The Riddler, FiveThirtyEight, December 13, 2019(original post)

Solution

We need whole numbers $a \ge b \ge c$ with $$abc = 2(ab + bc + ca).$$ Divide by $abc$: $1 = 2\!\left(\tfrac1c + \tfrac1b + \tfrac1a\right)$, so $\tfrac1a + \tfrac1b + \tfrac1c = \tfrac12$. Since $c$ is the smallest, $\tfrac3c \ge \tfrac12$, giving $c \le 6$; and $\tfrac1c < \tfrac12$ forces $c \ge 3$. So $c \in \{3, 4, 5, 6\}$, and for each $c$ the equation in $a, b$ has only finitely many whole-number solutions. Enumerating them yields exactly $$\boxed{10}$$ cuboids: $$\begin{gathered} (3,7,42),\ (3,8,24),\ (3,9,18),\ (3,10,15),\ (3,12,12),\\ (4,5,20),\ (4,6,12),\ (4,8,8),\ (5,5,10),\ (6,6,6). \end{gathered}$$ The largest side that ever appears is $42$, and despite searching far beyond it, there are no others.

The computation

Encode the equation and search.
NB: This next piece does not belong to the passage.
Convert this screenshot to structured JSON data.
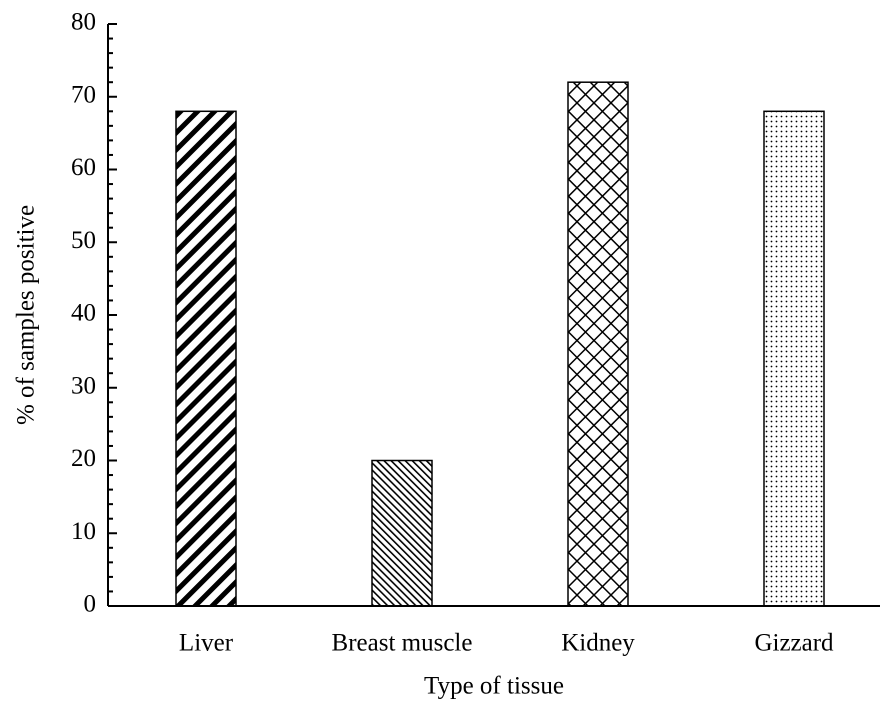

The bound $\tfrac1a + \tfrac1b + \tfrac1c = \tfrac12$ caps $c \le 6$ and then $b$, so a finite scan finds them all.

sols = []
for c in range(3, 7):
    for b in range(c, 2 * c * 6 + 1):
        for a in range(b, 4 * b * c + 1):
            if a * b * c == 2 * (a * b + b * c + c * a):
                sols.append((c, b, a))
print(len(sols), "cuboids:", sols)
# 10 cuboids: [(3, 7, 42), (3, 8, 24), (3, 9, 18), (3, 10, 15), (3, 12, 12),
#  (4, 5, 20), (4, 6, 12), (4, 8, 8), (5, 5, 10), (6, 6, 6)]

The scan returns exactly ten cuboids, the complete list.